Una vez tostado, el café se muele; lo ideal es hacer esto lo más tarde posible, ya que a mayor superficie de contacto con el aire, más rápida es la degradación del café. Originalmente parece que el sistema era parecido al que sigue usándose hoy en Turquía: la molienda produce un café muy fino, que luego se cuece en agua hasta que ésta rompe a hervir. Una vez sacado del fuego, los posos de café se van al fondo, y la bebida se sirve sin filtrar. Este sistema y otros similares –el “café de pota”, “café de puchero” o “café de olla”– siguen utilizándose en muchos lugares.
Mujeres palestinas moliendo café, 1905 (dominio público).
Posteriormente se fueron añadiendo a éste otros sistemas diferentes de obtener la deliciosa bebida, algunos de los cuáles mejoran bastante el sabor obtenido mediante el método turco, en mi humilde opinión, por supuesto. Básicamente, la clave de la cuestión es extraer la mayor cantidad de aceites y otros compuestos orgánicos del café molido, sin dejar que el agua hierva más de un instante, a riesgo de producir un café amargo que, para muchos, es desagradable.
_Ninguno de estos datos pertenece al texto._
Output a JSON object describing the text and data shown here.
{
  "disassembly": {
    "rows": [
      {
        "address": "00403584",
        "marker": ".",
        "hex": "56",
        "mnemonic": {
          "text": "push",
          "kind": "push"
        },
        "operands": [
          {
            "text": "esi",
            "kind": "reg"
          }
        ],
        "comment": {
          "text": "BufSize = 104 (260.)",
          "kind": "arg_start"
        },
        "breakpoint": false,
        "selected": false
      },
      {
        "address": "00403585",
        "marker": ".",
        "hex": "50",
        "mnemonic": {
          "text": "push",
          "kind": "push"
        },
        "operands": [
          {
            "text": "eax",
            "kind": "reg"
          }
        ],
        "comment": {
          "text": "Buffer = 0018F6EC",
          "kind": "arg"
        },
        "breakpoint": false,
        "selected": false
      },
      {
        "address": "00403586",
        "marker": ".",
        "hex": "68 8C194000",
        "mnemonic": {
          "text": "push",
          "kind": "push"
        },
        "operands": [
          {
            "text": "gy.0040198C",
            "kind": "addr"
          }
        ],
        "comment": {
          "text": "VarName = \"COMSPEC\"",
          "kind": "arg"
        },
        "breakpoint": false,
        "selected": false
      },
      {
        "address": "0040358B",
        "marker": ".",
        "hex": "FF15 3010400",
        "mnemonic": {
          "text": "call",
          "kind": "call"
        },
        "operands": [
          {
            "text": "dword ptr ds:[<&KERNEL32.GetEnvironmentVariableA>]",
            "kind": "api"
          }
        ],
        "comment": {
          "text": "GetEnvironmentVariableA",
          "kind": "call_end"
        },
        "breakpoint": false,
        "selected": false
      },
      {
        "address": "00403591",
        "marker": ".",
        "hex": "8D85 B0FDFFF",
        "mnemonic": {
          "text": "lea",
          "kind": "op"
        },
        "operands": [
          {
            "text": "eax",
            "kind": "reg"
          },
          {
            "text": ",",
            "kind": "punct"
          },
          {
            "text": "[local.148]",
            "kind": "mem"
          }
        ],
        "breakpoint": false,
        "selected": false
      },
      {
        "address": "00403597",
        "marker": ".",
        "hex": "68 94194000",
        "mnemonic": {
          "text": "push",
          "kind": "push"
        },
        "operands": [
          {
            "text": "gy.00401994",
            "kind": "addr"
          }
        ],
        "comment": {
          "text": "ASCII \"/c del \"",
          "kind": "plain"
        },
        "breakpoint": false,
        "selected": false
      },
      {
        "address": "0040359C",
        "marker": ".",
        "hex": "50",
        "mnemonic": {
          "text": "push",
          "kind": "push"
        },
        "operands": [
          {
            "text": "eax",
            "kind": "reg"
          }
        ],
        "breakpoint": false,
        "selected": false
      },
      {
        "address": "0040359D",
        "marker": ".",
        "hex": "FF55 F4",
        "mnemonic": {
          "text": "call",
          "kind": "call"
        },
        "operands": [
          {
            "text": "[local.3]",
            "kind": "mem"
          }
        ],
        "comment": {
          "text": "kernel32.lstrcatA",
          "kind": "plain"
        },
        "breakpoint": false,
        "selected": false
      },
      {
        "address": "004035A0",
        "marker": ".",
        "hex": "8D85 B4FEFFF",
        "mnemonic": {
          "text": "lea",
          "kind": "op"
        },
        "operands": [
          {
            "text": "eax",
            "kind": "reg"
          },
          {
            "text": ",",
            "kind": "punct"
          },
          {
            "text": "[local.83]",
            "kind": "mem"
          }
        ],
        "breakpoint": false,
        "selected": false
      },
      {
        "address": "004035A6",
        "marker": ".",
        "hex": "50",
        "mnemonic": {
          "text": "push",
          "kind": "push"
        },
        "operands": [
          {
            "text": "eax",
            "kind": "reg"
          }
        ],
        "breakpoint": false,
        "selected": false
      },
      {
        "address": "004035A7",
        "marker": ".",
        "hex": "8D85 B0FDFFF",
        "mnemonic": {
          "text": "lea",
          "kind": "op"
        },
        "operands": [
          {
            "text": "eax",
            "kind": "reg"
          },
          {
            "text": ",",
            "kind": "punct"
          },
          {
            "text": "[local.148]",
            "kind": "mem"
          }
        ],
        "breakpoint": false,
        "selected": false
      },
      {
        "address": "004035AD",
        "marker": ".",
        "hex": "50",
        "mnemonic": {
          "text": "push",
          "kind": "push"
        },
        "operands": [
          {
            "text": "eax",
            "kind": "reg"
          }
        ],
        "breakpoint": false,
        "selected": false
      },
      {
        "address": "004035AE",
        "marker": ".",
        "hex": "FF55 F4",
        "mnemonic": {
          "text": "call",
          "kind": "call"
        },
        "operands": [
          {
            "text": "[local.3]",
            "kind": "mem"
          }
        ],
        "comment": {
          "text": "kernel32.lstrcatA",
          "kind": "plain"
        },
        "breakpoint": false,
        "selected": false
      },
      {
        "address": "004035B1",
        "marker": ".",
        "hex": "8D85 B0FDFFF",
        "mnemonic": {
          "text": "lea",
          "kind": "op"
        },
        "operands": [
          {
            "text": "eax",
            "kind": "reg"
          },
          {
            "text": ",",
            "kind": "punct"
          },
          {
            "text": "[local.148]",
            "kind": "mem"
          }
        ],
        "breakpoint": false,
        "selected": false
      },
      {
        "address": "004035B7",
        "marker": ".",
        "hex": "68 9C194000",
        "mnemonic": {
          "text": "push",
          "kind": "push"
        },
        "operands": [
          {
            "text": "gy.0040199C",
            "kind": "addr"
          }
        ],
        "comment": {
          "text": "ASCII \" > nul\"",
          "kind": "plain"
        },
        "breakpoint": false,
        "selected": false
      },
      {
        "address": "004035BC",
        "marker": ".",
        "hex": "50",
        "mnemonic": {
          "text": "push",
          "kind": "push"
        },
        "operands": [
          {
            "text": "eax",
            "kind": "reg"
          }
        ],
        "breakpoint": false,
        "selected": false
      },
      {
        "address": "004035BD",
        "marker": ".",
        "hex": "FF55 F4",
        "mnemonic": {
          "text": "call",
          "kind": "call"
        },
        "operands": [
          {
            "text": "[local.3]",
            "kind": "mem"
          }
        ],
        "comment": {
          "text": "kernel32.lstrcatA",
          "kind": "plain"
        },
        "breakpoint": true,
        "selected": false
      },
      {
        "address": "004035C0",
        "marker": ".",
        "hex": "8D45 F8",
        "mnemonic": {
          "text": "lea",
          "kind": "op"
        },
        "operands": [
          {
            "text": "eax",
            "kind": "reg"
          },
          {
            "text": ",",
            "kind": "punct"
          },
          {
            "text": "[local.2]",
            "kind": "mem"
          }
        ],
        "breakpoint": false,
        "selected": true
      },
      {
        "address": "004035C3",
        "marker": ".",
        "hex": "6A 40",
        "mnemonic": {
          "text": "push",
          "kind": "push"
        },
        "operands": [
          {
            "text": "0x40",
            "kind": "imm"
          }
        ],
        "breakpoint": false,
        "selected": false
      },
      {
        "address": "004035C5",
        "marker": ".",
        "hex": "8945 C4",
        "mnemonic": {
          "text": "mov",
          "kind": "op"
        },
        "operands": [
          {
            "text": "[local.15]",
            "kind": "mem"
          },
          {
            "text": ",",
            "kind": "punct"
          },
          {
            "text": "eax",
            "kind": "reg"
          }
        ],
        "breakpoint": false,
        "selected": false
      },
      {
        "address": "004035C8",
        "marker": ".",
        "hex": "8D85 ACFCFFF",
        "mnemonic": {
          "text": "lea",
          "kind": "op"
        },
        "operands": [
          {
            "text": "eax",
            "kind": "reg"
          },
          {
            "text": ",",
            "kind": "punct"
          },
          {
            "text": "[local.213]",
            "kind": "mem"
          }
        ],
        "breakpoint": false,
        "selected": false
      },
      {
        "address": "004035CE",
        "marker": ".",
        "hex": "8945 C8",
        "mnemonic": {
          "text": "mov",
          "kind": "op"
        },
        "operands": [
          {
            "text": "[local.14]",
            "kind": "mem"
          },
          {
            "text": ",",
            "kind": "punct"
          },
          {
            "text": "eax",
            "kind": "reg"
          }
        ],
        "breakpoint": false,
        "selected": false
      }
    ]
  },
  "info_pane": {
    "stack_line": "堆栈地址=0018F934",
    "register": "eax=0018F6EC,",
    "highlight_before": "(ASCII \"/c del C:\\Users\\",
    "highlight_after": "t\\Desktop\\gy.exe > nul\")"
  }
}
Un sistema muy parecido al del café de puchero es el de las cafeteras de pistón, probablemente inventadas en Francia en el siglo XIX. En ellas se introduce el café molido, para luego verter sobre él agua casi hirviendo. Un pistón actúa de filtro, dejando los posos de café en el fondo de la cafetera, de modo que pueda servirse luego el café filtrado. Al igual que el café de olla, es preferible que el grano no esté demasiado finamente molido o el resultado será amargo.
Con el tiempo, se hicieron muy populares máquinas que obtenían café por goteo, utilizando simplemente la fuerza de la gravedad; el café se introduce en un filtro y, sobre él, se va virtiendo agua casi hirviendo. El agua pasa a través del grano molido y luego del filtro, y cae a un recipiente donde se recoge para ser servido con posterioridad.
Espresso (dominio público).
Sin embargo, en 1901 Luigi Bezzera patentó una cafetera que empleaba la presión del vapor de agua generado en ella para extraer el sabor del café de una manera nunca lograda hasta entonces. Con presiones de hasta 10 veces la atmosférica, el caffè espresso obtenido por Bezzera tenía una consistencia y un sabor únicos. El espresso tiene, además, una crema característica que lo distingue de la bebida obtenida por casi cualquier otro sistema. En este caso, debido al corto tiempo que el agua está en contacto con el grano molido, es recomendable que el café esté muy molido, a diferencia de otros sistemas. Y, una vez más, el agua en contacto con el café debe estar a una temperatura menor de 100 °C o el resultado será amargo.
En 1933, otro benefactor de la humanidad llamado Alfonso Bialetti patentó una especie de mini-máquina de espresso, que no era capaz de generar presiones tan grandes como las grandes máquinas de las cafeterías, pero que permitía hacerlo en casa. Estas macchinettas, a veces llamadas cafeteras de moka, hacen hervir agua en un recipiente inferior para luego hacerla pasar, impulsada por la presión del vapor generado, hacia arriba a través del café y de un filtro, para ser finalmente recogida en un recipiente superior. El café así obtenido no tiene la densidad ni el sabor del espresso, pero la portabilidad de estas macchinettas fue un gran avance.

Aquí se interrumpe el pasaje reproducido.